É fato que quinze entidades encaminharam um manifesto à prefeitura reivindicando a retomada das atividades econômicas em Maringá.

São elas: a Acim, que representa o empresariado de forma geral; a Sociedade Rural de Maringá representando o agronegócio; três sindicatos das indústrias de produção de álcool, açúcar e biodiesel; o sindicato dos estabelecimentos particulares de ensino; Maringá Convention & Bureau, ligada ao negócio do turismo; o sindicato da indústria da construção civil; sindicato das indústrias metalúrgicas; sindicato da indústria de vestuário; o sindicato dos shopping centers; sindicato do comércio lojista e varejista; o sindicato de hotéis, restaurantes e bares e uma associação representando bares e restaurantes.

Para surpresa geral, uma das quinze entidades que assinaram o manifesto trata-se do sindicato de trabalhadores da construção civil, que em seu site registra “representar a classe operária”.

Explanado quem representa quem, pergunta-se: não seria o momento dos sindicatos de trabalhadores, entidades de classe e associações que ainda não se manifestaram sobre o tema (a manutenção das medidas sanitárias municipais) fazê-lo agora? Ou perderão o trem da história?
Alguns argumentarão sobre a importância da atividade econômica para sociedade. Tudo bem, é um argumento. Mas, num momento em que a pandemia se expande (hoje 29/3 Maringá contabiliza 194 casos suspeitos, 12 positivos e dois óbitos confirmados por complicação do Covid-19), o fim das medidas de isolamento seria um retrocesso fatal para muitas pessoas. Em sua maioria trabalhadores.

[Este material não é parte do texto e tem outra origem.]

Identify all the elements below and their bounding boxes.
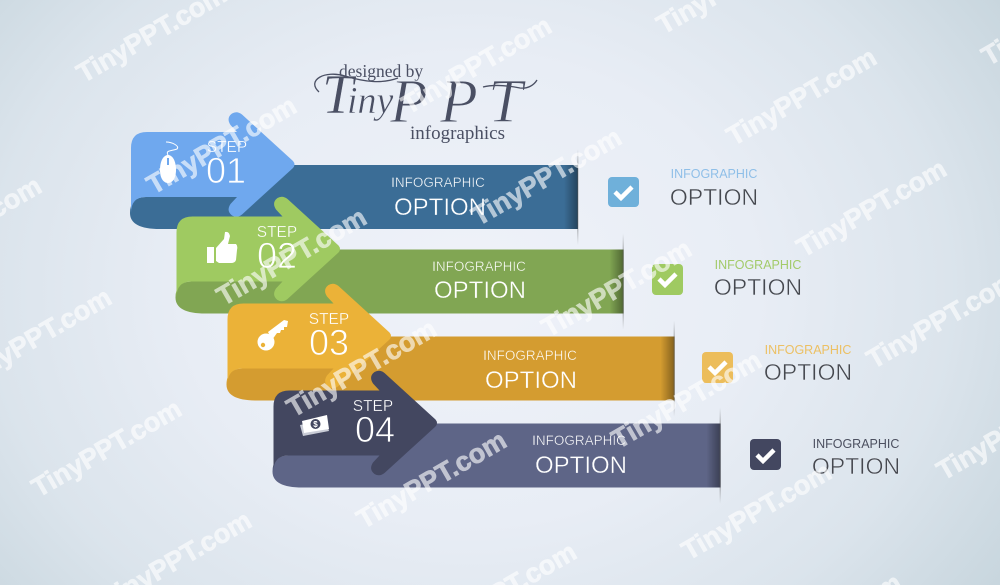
- logo: designed by TinyPPT infographics: iny: [347, 80, 394, 122]
- option 2 label on band: OPTION: [434, 277, 526, 304]
- ribbon step 3: [226, 284, 675, 416]
- logo: designed by TinyPPT infographics: infographics: [410, 123, 505, 144]
- checkbox 3: [702, 352, 733, 383]
- step 2 label: 02: [257, 235, 297, 276]
- watermarks: TinyPPT.com: [721, 42, 882, 152]
- ribbon step 2: [176, 197, 624, 330]
- step 1 label: 01: [206, 150, 246, 191]
- watermarks: TinyPPT.com: [676, 456, 837, 566]
- watermarks: TinyPPT.com: [396, 10, 557, 120]
- option 1 label on band: OPTION: [394, 194, 486, 221]
- step 4 label: STEP: [353, 398, 393, 415]
- band 4 with fold: [272, 408, 721, 504]
- side label 1: INFOGRAPHIC: [671, 167, 757, 181]
- side label 3: [764, 343, 852, 385]
- step 1 label: STEP: [207, 139, 247, 156]
- icon: thumbs up: [207, 232, 237, 263]
- side label 2: [714, 258, 802, 300]
- side label 1: [670, 167, 758, 210]
- arrow 2: [176, 197, 340, 301]
- logo: designed by TinyPPT infographics: PPT: [389, 68, 527, 136]
- band 1 end shadow: [564, 149, 578, 245]
- ribbon step 4: [272, 371, 721, 504]
- step 4 label: 04: [355, 409, 395, 450]
- side label 2: INFOGRAPHIC: [715, 258, 801, 272]
- logo: designed by TinyPPT infographics: designed by: [339, 61, 423, 81]
- arrow 3: [228, 284, 391, 388]
- icon: mouse: [160, 142, 178, 183]
- arrow 1: [131, 112, 294, 217]
- icon: key: [258, 320, 288, 350]
- option 1 label on band: [391, 175, 486, 221]
- band 1 with fold: [130, 165, 578, 229]
- step 3 label: 03: [309, 322, 349, 363]
- option 3 label on band: INFOGRAPHIC: [483, 348, 577, 363]
- option 4 label on band: OPTION: [535, 452, 627, 479]
- watermarks: TinyPPT.com: [281, 313, 442, 423]
- option 3 label on band: OPTION: [485, 367, 577, 394]
- ribbon step 1: [130, 112, 578, 245]
- watermarks: TinyPPT.com: [211, 202, 372, 312]
- watermarks: TinyPPT.com: [351, 425, 512, 535]
- checkbox 1: [608, 177, 639, 207]
- side label 4: OPTION: [812, 453, 900, 479]
- option 1 label on band: INFOGRAPHIC: [391, 175, 485, 190]
- icon: banknotes: [300, 415, 329, 436]
- option 2 label on band: [432, 259, 526, 304]
- watermarks: TinyPPT.com: [141, 90, 302, 200]
- watermarks: TinyPPT.com: [26, 393, 187, 503]
- logo: designed by TinyPPT infographics: [315, 61, 537, 144]
- option 4 label on band: INFOGRAPHIC: [532, 433, 626, 448]
- watermarks: TinyPPT.com: [466, 122, 627, 232]
- option 2 label on band: INFOGRAPHIC: [432, 259, 526, 274]
- icon: banknotes: $: [313, 420, 318, 429]
- step 2 label: STEP: [257, 224, 297, 241]
- band 3 with fold: [226, 320, 675, 416]
- side label 1: OPTION: [670, 184, 758, 210]
- arrow 4: [274, 371, 437, 475]
- watermarks: TinyPPT.com: [791, 153, 952, 263]
- option 4 label on band: [532, 433, 627, 479]
- side label 2: OPTION: [714, 274, 802, 300]
- side label 3: INFOGRAPHIC: [765, 343, 851, 357]
- watermarks: TinyPPT.com: [536, 233, 697, 343]
- side label 4: INFOGRAPHIC: [813, 437, 899, 451]
- watermarks: TinyPPT.com: [606, 345, 767, 455]
- step 3 label: STEP: [309, 311, 349, 328]
- option 3 label on band: [483, 348, 577, 394]
- band 2 with fold: [176, 234, 624, 330]
- side label 3: OPTION: [764, 359, 852, 385]
- checkbox 4: [750, 439, 781, 470]
- logo: designed by TinyPPT infographics: T: [322, 64, 357, 126]
- side label 4: [812, 437, 900, 479]
- checkbox 2: [652, 264, 683, 295]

Difícil acreditar as inúmeras empresas representadas por essas entidades, com o lucro que abraçaram ao longo de anos que estão no mercado, não detenham condições financeiras para uma pausa antes de voltar à atividade, sem colocar em risco a vida de seus empregados. Não buscarão socorro dos governos? Em especial do Governo Federal, que representou os anseios do empresariado de liberdade total do mercado e Estado mínimo?

Na balança, entre a “economia” e a “vida” de milhares de pessoas, deve-se prevalecer a última. A pessoa jurídica (que na verdade nem pessoa é) essa pode ser “ressuscitada”. Já a pessoa física, o ser humano, esse não pode ser ressuscitado.